Anna de Grenaud (1861–1955) was a Bulgarian aristocrat, memoirist and royal court official. She was the principal lady-in-waiting to first Princess Clémentine of Orléans, secondly Princess Marie Louise of Bourbon-Parma, and finally to Eleonore Reuss of Köstritz.

==Life==
She was the daughter of the French count Alexandre de Grenaud, who served as the court chamberlain of Ferdinand I of Bulgaria. She spent her childhood in a castle in Savoy.

She was employed as a maid of honour to the French Princess Clémentine of Orléans, and accompanied her to Bulgaria, when the son of Princess Clémentine became King Ferdinand I of Bulgaria in 1887. Her father was given the office as chamberlain of the monarch. In this period of time, Bulgaria had recently become free from the Ottoman Empire. The country had no indigenous nobility, and the Royal Household and court life was something new, in which the foreign aristocrats who accompanied the new foreign royals from Western Europe mixed with the rich Bulgarian merchant and bureaucrat elite class.

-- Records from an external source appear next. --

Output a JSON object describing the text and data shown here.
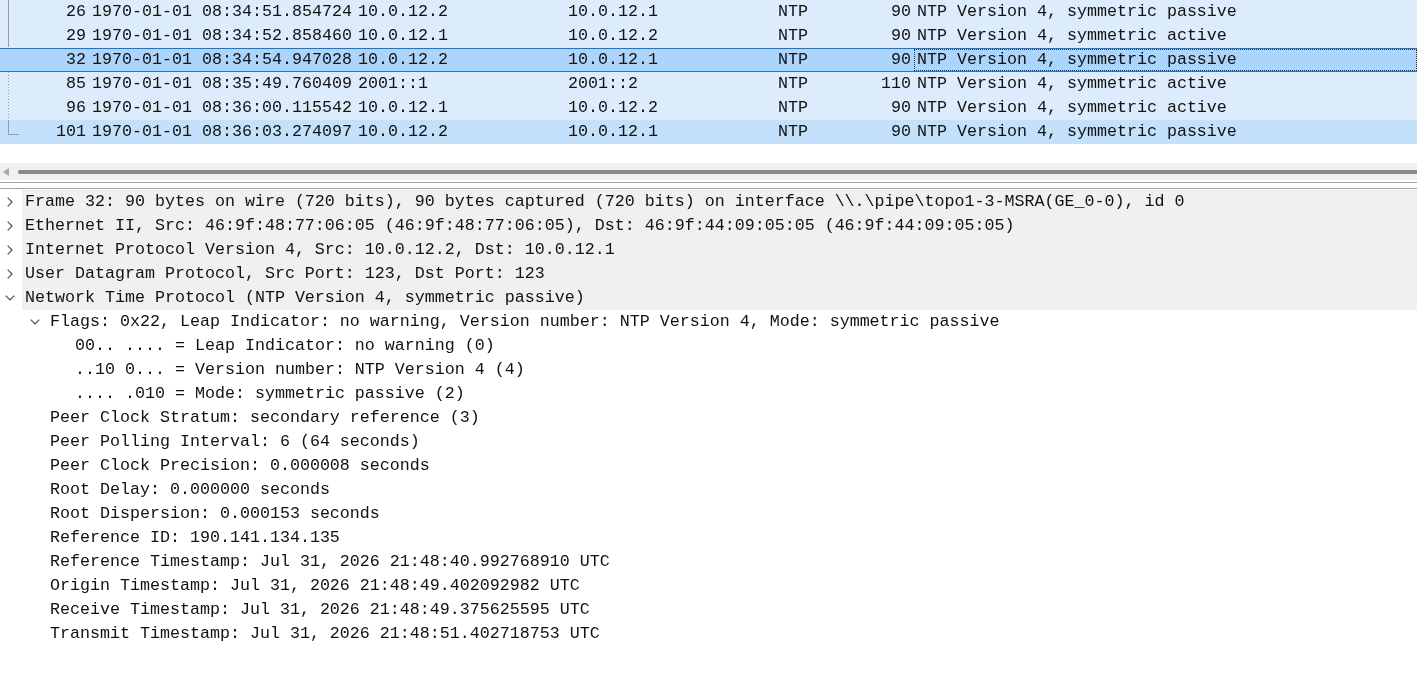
{
  "packet_list": {
    "rows": [
      {
        "cells": [
          "26",
          "1970-01-01 08:34:51.854724",
          "10.0.12.2",
          "10.0.12.1",
          "NTP",
          "90",
          "NTP Version 4, symmetric passive"
        ],
        "selected": false,
        "hovered": false
      },
      {
        "cells": [
          "29",
          "1970-01-01 08:34:52.858460",
          "10.0.12.1",
          "10.0.12.2",
          "NTP",
          "90",
          "NTP Version 4, symmetric active"
        ],
        "selected": false,
        "hovered": false
      },
      {
        "cells": [
          "32",
          "1970-01-01 08:34:54.947028",
          "10.0.12.2",
          "10.0.12.1",
          "NTP",
          "90",
          "NTP Version 4, symmetric passive"
        ],
        "selected": true,
        "hovered": false
      },
      {
        "cells": [
          "85",
          "1970-01-01 08:35:49.760409",
          "2001::1",
          "2001::2",
          "NTP",
          "110",
          "NTP Version 4, symmetric active"
        ],
        "selected": false,
        "hovered": false
      },
      {
        "cells": [
          "96",
          "1970-01-01 08:36:00.115542",
          "10.0.12.1",
          "10.0.12.2",
          "NTP",
          "90",
          "NTP Version 4, symmetric active"
        ],
        "selected": false,
        "hovered": false
      },
      {
        "cells": [
          "101",
          "1970-01-01 08:36:03.274097",
          "10.0.12.2",
          "10.0.12.1",
          "NTP",
          "90",
          "NTP Version 4, symmetric passive"
        ],
        "selected": false,
        "hovered": true
      }
    ]
  },
  "packet_details": {
    "items": [
      {
        "text": "Frame 32: 90 bytes on wire (720 bits), 90 bytes captured (720 bits) on interface \\\\.\\pipe\\topo1-3-MSRA(GE_0-0), id 0",
        "expanded": false
      },
      {
        "text": "Ethernet II, Src: 46:9f:48:77:06:05 (46:9f:48:77:06:05), Dst: 46:9f:44:09:05:05 (46:9f:44:09:05:05)",
        "expanded": false
      },
      {
        "text": "Internet Protocol Version 4, Src: 10.0.12.2, Dst: 10.0.12.1",
        "expanded": false
      },
      {
        "text": "User Datagram Protocol, Src Port: 123, Dst Port: 123",
        "expanded": false
      },
      {
        "text": "Network Time Protocol (NTP Version 4, symmetric passive)",
        "expanded": true,
        "children": [
          {
            "text": "Flags: 0x22, Leap Indicator: no warning, Version number: NTP Version 4, Mode: symmetric passive",
            "expanded": true,
            "children": [
              {
                "text": "00.. .... = Leap Indicator: no warning (0)"
              },
              {
                "text": "..10 0... = Version number: NTP Version 4 (4)"
              },
              {
                "text": ".... .010 = Mode: symmetric passive (2)"
              }
            ]
          },
          {
            "text": "Peer Clock Stratum: secondary reference (3)"
          },
          {
            "text": "Peer Polling Interval: 6 (64 seconds)"
          },
          {
            "text": "Peer Clock Precision: 0.000008 seconds"
          },
          {
            "text": "Root Delay: 0.000000 seconds"
          },
          {
            "text": "Root Dispersion: 0.000153 seconds"
          },
          {
            "text": "Reference ID: 190.141.134.135"
          },
          {
            "text": "Reference Timestamp: Jul 31, 2026 21:48:40.992768910 UTC"
          },
          {
            "text": "Origin Timestamp: Jul 31, 2026 21:48:49.402092982 UTC"
          },
          {
            "text": "Receive Timestamp: Jul 31, 2026 21:48:49.375625595 UTC"
          },
          {
            "text": "Transmit Timestamp: Jul 31, 2026 21:48:51.402718753 UTC"
          }
        ]
      }
    ]
  }
}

In 1889, she married the Bulgarian diplomat Dimitar Stanchov. The marriage was a love marriage, and the engagement was announced by the monarch himself at a royal court ball. Since it was a marriage between a Catholic and an Orthodox, it took place twice.
They had five children: Alexander (1890–1891), Nadezhda (1894–1957), Feodora (1895–1969), Ivan (1897–1972) and Helene (1901–1966). One of the couple's daughters, Nadezhda Stanchova Muir, became Bulgaria's first woman on diplomatic service during the 1910s and 1920s with her brother Ivan also a leading diplomat.

After the wedding of the monarch in 1892, Anna de Grenaud was appointed principal lady-in-waiting to the consort of the monarch, Princess Marie Louise of Bourbon-Parma. In parallel, her spouse served as secretary to the monarch. The couple had living quarters in the Royal Palace of Sofia. As lady-in-waiting, she accompanied Marie Louise on her foreign trips.

After 1895, she accompanied her spouse on his diplomatic career to Romania, Austria and Russia. She is credited with having been of great help to him and a certain beneficial influence. They returned during her spouse's brief tenure as cabinet minister in 1906–07 and Prime minister in 1907. She was appointed principal lady-in-waiting to the Tsaritsa, Eleonore Reuss of Köstritz.

She was the author of the memoir "Дворцови и дипломатически спомени 1887-1915" ("Palace and Diplomatic Memories, 1887 - 1915").